There are now more than 40 branded and generic medicines in short supply in the UK. These include Zyprexa, which is used to treat schizophrenia, and Glivec, which is used to treat advance stage leukaemia.
Health minister Mike O’Brien has called for an emergency summit to address mounting NHS drug shortages, which he said were being exacerbated by “unscrupulous” speculators who were “putting profit before patients” by selling drugs intended for NHS use abroad.
HSJ uncovered the Royal Surrey’s activities by correlating information obtained through a Freedom of Information request with the trust’s finance reports.
The foundation’s finance director Paul Biddle told HSJ: “Yes, we did see this as an opportunity to make a margin.”
“I felt we hadn’t anything to hide in this. It was openly declared when we went through assessment with Monitor.
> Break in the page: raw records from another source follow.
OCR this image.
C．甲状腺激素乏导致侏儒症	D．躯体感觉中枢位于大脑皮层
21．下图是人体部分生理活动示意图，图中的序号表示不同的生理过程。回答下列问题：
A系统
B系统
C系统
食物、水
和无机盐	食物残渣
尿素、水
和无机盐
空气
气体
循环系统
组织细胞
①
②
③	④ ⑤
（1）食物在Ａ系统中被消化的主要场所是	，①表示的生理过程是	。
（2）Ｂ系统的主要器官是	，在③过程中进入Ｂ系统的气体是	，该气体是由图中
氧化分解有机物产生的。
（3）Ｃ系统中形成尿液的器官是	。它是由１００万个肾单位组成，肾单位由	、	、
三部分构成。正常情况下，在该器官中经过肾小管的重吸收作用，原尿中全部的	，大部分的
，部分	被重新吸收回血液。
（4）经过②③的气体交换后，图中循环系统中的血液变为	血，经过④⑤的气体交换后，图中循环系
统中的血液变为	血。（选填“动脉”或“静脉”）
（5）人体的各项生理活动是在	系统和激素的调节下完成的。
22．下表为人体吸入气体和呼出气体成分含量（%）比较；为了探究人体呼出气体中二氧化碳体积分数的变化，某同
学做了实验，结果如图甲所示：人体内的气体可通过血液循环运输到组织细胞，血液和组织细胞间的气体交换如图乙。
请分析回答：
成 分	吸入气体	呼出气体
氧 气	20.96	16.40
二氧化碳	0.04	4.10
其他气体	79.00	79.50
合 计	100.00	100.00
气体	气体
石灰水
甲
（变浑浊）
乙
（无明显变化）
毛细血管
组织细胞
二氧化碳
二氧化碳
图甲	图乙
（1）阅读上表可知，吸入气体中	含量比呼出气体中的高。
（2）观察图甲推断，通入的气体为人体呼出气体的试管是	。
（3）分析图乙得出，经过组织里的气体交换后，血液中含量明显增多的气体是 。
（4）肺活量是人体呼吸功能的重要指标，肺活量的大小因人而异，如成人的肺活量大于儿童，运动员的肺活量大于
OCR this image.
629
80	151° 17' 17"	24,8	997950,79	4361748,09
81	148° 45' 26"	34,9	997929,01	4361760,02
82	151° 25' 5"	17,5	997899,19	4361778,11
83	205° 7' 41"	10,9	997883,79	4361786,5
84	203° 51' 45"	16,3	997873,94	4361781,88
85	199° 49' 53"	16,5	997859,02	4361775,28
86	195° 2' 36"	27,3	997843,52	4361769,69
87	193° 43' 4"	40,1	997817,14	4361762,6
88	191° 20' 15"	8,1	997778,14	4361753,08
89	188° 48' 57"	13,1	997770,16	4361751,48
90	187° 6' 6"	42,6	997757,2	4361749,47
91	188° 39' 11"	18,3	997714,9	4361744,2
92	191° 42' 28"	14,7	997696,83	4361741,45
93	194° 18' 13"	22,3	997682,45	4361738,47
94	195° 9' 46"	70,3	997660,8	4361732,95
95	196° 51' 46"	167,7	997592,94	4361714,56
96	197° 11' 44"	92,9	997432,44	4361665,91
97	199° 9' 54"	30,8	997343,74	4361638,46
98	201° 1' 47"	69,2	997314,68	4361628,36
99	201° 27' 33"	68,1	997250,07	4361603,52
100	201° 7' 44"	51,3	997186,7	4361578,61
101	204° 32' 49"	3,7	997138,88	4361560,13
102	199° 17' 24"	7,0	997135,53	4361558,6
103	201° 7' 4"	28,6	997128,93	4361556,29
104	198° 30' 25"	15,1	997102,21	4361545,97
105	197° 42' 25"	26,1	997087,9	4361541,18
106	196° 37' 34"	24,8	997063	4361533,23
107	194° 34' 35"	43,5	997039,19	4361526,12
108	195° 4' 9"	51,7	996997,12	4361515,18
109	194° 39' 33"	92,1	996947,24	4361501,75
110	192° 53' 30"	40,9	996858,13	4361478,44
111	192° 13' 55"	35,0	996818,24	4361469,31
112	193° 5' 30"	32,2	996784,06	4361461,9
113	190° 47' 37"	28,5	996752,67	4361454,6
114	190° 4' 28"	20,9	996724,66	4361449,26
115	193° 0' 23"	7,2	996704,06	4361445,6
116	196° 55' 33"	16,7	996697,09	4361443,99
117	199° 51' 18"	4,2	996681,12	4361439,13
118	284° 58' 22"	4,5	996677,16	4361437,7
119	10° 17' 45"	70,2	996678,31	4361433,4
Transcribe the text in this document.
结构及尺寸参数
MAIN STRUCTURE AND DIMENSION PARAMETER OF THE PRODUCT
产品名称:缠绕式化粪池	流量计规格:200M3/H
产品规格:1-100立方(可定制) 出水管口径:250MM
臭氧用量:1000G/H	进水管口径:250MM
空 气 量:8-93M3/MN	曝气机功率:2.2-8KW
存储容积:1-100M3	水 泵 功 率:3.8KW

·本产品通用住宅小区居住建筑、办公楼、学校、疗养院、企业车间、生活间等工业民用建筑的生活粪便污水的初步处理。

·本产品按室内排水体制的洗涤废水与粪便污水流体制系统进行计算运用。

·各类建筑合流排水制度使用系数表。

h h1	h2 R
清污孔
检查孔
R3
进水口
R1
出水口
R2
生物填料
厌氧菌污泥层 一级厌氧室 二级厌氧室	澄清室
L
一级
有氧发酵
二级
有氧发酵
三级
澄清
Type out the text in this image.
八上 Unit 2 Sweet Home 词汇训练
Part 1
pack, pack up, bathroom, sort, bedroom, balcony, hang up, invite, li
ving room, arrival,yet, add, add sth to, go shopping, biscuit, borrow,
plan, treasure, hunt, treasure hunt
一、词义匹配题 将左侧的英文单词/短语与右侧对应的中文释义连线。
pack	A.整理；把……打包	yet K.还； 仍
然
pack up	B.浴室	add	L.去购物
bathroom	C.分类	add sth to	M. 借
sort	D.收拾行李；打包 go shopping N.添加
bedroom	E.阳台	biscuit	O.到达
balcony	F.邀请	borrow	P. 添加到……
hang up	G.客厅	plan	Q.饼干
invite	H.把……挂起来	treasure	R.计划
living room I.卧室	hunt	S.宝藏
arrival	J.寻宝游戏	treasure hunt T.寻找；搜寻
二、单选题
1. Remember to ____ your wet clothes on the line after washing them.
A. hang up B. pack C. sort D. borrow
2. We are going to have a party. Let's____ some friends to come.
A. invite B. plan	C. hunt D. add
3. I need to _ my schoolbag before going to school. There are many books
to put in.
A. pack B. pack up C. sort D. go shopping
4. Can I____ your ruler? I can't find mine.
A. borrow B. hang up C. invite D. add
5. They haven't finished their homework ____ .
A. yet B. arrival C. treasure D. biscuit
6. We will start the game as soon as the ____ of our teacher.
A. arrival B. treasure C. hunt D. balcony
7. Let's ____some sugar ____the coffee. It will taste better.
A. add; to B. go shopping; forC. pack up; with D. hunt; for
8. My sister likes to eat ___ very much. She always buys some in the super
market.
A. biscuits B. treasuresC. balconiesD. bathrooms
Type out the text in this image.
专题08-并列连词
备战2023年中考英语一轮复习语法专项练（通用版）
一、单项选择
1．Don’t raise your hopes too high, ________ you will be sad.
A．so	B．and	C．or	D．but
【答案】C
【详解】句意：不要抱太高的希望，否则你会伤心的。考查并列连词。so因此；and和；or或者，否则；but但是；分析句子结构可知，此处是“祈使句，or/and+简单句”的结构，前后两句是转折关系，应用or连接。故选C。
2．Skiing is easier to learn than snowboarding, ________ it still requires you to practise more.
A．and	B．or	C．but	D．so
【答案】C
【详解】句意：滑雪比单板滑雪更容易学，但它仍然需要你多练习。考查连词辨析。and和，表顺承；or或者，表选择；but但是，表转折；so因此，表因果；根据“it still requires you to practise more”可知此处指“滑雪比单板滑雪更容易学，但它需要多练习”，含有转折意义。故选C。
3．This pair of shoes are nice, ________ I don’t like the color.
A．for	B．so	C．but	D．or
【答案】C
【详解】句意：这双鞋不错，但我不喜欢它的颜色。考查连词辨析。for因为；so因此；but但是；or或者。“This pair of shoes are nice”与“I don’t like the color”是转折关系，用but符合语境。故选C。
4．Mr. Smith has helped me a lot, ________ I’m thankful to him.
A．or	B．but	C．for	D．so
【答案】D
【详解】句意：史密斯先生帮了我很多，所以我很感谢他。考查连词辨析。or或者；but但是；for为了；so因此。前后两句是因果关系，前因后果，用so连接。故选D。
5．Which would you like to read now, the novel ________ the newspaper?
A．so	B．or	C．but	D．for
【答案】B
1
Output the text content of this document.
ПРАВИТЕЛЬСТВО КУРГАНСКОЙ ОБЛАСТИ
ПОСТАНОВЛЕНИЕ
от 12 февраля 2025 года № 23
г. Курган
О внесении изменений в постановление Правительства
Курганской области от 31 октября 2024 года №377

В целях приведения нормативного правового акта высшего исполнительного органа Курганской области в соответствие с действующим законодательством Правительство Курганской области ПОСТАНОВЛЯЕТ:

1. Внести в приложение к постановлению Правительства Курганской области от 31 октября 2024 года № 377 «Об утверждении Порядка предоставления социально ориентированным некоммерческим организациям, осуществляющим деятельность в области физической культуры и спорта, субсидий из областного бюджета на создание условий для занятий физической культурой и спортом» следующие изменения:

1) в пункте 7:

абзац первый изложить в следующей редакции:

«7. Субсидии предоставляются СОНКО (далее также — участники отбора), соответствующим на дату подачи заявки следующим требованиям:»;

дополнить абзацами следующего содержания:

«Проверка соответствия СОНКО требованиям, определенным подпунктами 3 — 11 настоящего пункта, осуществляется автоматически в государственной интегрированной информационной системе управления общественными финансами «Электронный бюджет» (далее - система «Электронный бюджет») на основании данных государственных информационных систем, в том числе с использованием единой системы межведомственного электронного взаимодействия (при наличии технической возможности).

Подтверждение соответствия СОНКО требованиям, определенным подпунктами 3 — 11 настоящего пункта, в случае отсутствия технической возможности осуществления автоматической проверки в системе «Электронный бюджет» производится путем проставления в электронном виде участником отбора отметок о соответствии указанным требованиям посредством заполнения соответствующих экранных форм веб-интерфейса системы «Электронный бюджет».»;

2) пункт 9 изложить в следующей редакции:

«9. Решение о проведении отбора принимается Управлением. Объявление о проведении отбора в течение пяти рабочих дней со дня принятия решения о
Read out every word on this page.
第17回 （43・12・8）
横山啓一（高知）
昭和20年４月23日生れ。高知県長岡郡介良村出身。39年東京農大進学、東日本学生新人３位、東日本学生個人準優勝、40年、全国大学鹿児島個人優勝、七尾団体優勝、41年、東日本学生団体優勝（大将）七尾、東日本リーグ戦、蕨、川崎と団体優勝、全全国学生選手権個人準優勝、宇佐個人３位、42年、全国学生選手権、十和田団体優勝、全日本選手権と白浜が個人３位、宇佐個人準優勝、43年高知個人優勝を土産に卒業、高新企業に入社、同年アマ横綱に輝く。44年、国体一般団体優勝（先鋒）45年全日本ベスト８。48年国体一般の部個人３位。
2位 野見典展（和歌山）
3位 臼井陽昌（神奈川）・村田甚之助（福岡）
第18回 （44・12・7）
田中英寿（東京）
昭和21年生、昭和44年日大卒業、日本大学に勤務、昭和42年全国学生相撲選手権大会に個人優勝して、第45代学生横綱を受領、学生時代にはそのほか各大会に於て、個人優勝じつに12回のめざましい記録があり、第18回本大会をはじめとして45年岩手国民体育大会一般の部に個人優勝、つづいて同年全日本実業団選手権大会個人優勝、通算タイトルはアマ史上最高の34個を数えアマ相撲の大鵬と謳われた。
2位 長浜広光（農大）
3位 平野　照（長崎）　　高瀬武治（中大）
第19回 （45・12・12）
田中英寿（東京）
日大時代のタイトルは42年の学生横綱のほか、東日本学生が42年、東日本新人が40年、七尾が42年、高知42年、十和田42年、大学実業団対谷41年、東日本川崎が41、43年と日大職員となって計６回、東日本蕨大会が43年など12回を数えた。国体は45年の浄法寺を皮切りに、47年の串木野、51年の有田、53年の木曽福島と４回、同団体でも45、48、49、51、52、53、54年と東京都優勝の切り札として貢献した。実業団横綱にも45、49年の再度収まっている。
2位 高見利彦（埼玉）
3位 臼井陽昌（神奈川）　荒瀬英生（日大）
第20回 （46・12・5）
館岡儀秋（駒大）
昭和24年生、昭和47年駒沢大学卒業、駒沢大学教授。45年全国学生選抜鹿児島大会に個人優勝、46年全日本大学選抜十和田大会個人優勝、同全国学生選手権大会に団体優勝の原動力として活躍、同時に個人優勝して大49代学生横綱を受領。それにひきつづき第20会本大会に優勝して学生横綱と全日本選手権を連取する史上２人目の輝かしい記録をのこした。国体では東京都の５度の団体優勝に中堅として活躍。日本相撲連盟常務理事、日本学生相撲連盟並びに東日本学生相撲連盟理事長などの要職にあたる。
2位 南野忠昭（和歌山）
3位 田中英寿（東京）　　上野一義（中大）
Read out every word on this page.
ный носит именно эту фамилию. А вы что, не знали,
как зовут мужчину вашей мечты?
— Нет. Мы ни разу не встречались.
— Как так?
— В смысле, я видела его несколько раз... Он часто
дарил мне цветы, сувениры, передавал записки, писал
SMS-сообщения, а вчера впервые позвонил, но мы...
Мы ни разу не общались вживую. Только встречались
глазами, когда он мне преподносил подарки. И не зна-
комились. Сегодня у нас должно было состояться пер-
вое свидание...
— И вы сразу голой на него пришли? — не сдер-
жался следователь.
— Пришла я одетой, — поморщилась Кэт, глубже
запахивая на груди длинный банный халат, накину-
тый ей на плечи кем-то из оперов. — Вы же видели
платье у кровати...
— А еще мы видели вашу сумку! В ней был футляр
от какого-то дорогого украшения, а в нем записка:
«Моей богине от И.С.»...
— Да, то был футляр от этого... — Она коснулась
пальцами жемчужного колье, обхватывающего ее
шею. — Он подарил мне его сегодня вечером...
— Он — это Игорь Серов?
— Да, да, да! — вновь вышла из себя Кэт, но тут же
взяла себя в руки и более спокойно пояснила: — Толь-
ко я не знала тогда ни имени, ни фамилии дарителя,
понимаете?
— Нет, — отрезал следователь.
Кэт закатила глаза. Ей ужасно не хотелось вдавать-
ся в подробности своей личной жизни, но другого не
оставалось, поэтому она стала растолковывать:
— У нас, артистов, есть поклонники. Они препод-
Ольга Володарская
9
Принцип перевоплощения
They have always encouraged trusts to be entrepreneurial.”
He said the trust had not sold any drugs that were in danger of short supply to the NHS. But the foundation refused to give HSJ a list of the drugs which were traded, saying this was “commercially sensitive”.
The foundation ceased trading in hospital drugs in January - partly due to the public concern around the impact of so called “parallel trading”, and partly due to the diminished opportunity for a profit, as the value of the euro fell from a peak of 94p in October to 86p by the end of the month.
Internal memos released to HSJ show that some time before the end of May 2009 a whistleblower from the South East region alerted the DH that a trust in the region was suspected of trading drugs for export.
As HSJ reported in January 2009, the NHS was already experiencing drug shortages as the weak pound caused cheap imports to dry up and manufacturers imposed supply quotas to prevent community pharmacists from over-ordering for export.
But in an email to the whistleblower dated 27 May 2009, the NHS Purchasing and Supply Agency’s principle pharmacist Howard Stokoe said the spread of export trading to acute hospitals was a “serious concern” due to the relatively small volumes of drugs supplied to hospitals.
Mr Stokoe wrote: “Quite simply, if product is diverted in this way it is likely to have an immediate and dramatic impact on the availability of product to treat UK patients.”
“Not only would this compromise patient care it would also be damaging for the reputations of any NHS trusts involved in this practice.”
Mr Stokoe also warned that pharmaceutical manufacturers might regard onward sales for profit as an abuse of the NHS pricing agreement - jeopardising future negotiations for NHS discounts.
That exchange of emails culminated in a letter being sent from DH chief pharmacist Keith Ridge to all hospital chief pharmacists last July which said it was “wholly unacceptable” and “irresponsible” for NHS hospitals to export drugs. However, the Royal Surrey continued to trade for six months after this.
Mr Biddle told HSJ: “We absolutely assured ourselves the drugs being supplied were freely available. There was no question of diverting drugs needed for the NHS. But because of the publicity and the fact it was a short term accountancy opportunity we saw it for only a limited period. So we stopped as of January 2010.”
A spokesman for Monitor confirmed it was aware of the Royal Surrey’s drug trading, but he said: “So long as the drug trading does not affect UK patients or the ability of the trust board to focus on their core responsibilities this is not an issue on which we would take a view.”